Top-flight Brazilian side Gremio sent a team of teenage boys to face the women’s national side as part of their preparations for the imminent Olympic football tournament side in Tokyo, seeing off a team that included six-time FIFA best women’s player and World Cup record goalscorer Marta over two 30-minute periods.

The score was kept inconspicuous on official accounts, although coach Pia Sundhage admitted to the official website that matching “very fast” opponents in the “male category” had been a “challenge”.

“When we play big teams, who are very fast, we will have this type of challenge,” reflected the Swede.

“The game was also important for us to evaluate the players individually. We had some situations of one against one, protection of the ball and needing to react quickly in these situations. It is a good way to improve and be ready for the great challenges of 2021.”

The result evoked memories of the USA Women’s national team’s (USWNT) 5-2 defeat against a male side in a friendly in 2017, when the 2019 World Cup winners lost to FC Dallas’s under-15s team.

The USWNT has been pushing for equal pay as part of a wider push for female international sides to receive the same renumeration as their male counterparts, and critics who read of Brazil’s result were quick to refer to that row.
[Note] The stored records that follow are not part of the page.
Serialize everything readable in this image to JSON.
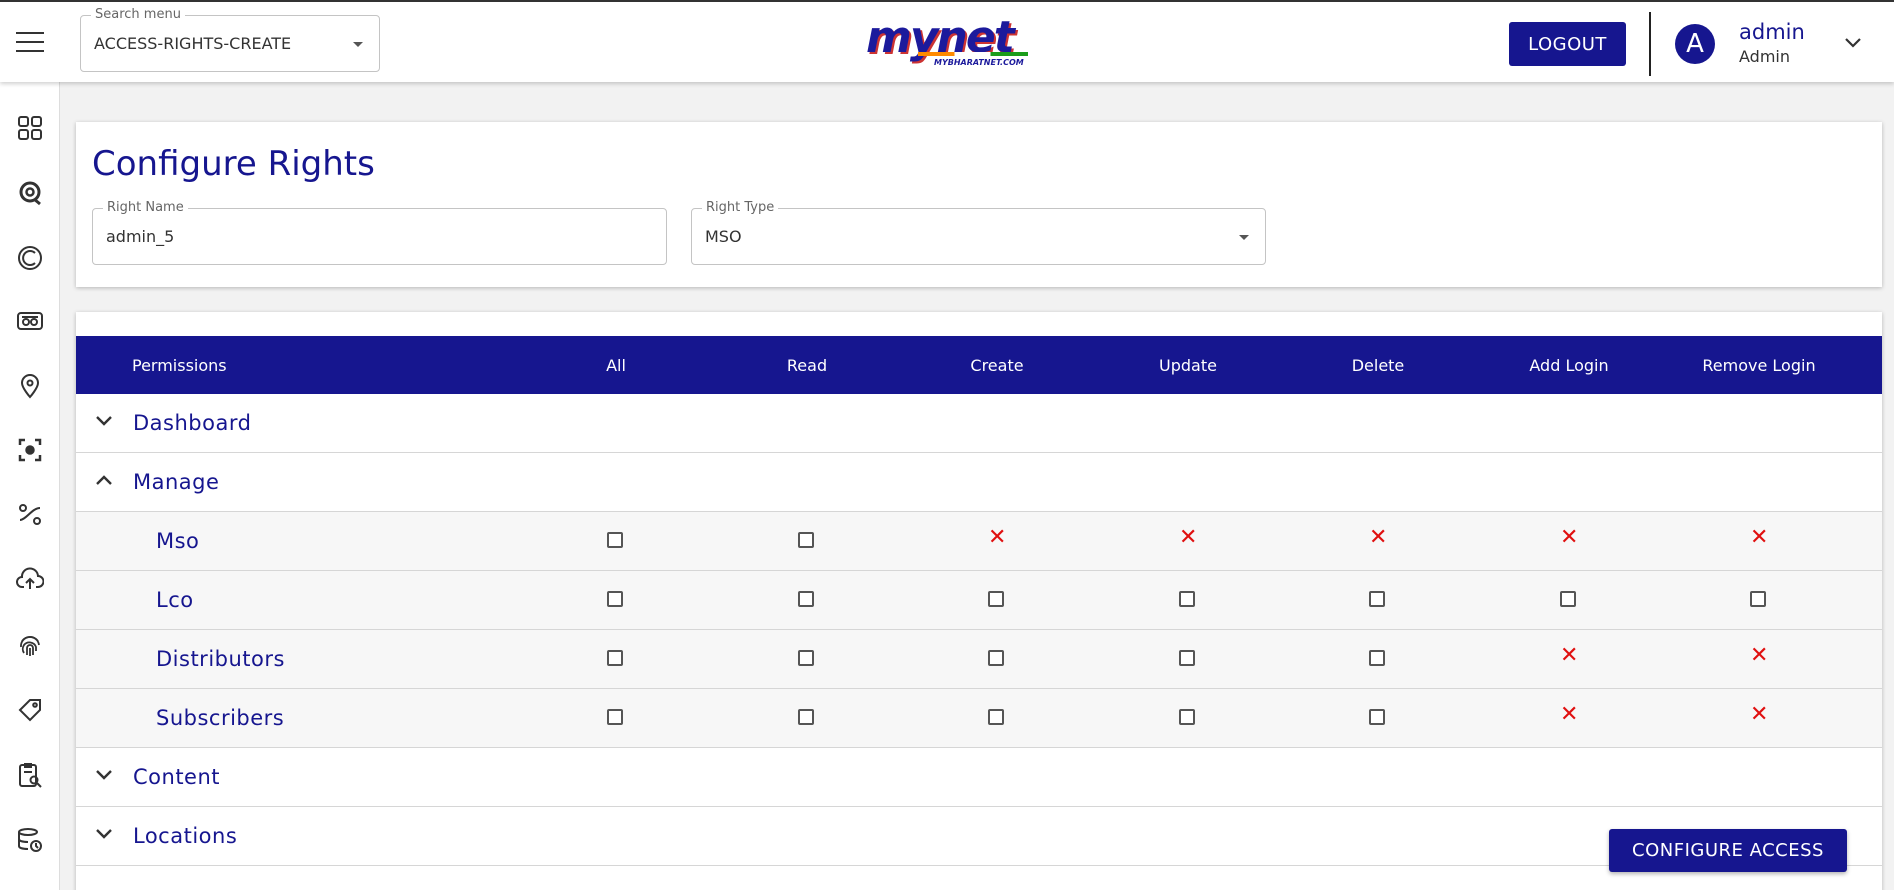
{
  "header": {
    "search_menu": {
      "legend": "Search menu",
      "value": "ACCESS-RIGHTS-CREATE"
    },
    "logo": {
      "word": "mynet",
      "sub": "MYBHARATNET.COM"
    },
    "logout_label": "LOGOUT",
    "user": {
      "initial": "A",
      "name": "admin",
      "role": "Admin"
    }
  },
  "sidebar": {
    "icons": [
      "dashboard-icon",
      "support-icon",
      "copyright-icon",
      "router-icon",
      "location-icon",
      "scan-icon",
      "percent-icon",
      "cloud-upload-icon",
      "fingerprint-icon",
      "ticket-icon",
      "report-search-icon",
      "database-history-icon"
    ]
  },
  "configure": {
    "title": "Configure Rights",
    "right_name": {
      "legend": "Right Name",
      "value": "admin_5"
    },
    "right_type": {
      "legend": "Right Type",
      "value": "MSO"
    }
  },
  "permissions": {
    "columns": [
      "Permissions",
      "All",
      "Read",
      "Create",
      "Update",
      "Delete",
      "Add Login",
      "Remove Login"
    ],
    "groups": [
      {
        "label": "Dashboard",
        "expanded": false
      },
      {
        "label": "Manage",
        "expanded": true,
        "items": [
          {
            "label": "Mso",
            "cells": [
              "box",
              "box",
              "x",
              "x",
              "x",
              "x",
              "x"
            ]
          },
          {
            "label": "Lco",
            "cells": [
              "box",
              "box",
              "box",
              "box",
              "box",
              "box",
              "box"
            ]
          },
          {
            "label": "Distributors",
            "cells": [
              "box",
              "box",
              "box",
              "box",
              "box",
              "x",
              "x"
            ]
          },
          {
            "label": "Subscribers",
            "cells": [
              "box",
              "box",
              "box",
              "box",
              "box",
              "x",
              "x"
            ]
          }
        ]
      },
      {
        "label": "Content",
        "expanded": false
      },
      {
        "label": "Locations",
        "expanded": false
      }
    ]
  },
  "configure_access_label": "CONFIGURE ACCESS",
  "colors": {
    "primary": "#16168f",
    "deny": "#e01010"
  }
}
“Feminists will go crazy,” said one, while others asked outspoken USWNT team superstar Megan Rapinoe for her thoughts on the score and said that the victorious under-16s deserved the same pay.

An opposing observer argued: “They are not claiming to be better than male footballers, in the same way that [tennis player] Serena Williams isn’t claiming to be better than [Rafael] Nadal.

“However, they are top of their chosen sport. I’m guessing all the lads on here are just p*ssed off [amateur] players.”

News of the result came on the same days as reports of former USWNT goalkeeper Hope Solo’s views on equal pay.

Solo told a BBC podcast that the team’s wage battle should be taken to “politicians, congress and the United States Senate”.

She also offered stinging criticism of team culture, saying: “Most players have come from rich, white families. That is the culture of the USWNT.

“It is a very privileged, white culture. I remember Carli [Lloyd, striker] and I always talking about the culture, ‘we have to change this culture’.

“We were very nice to the young kids coming in, but I think it’s because we were bullied. We always wanted to change that culture, but ultimately I’m not sure we succeeded.”

The Telegraph said it had approached the US Soccer Federation for comment.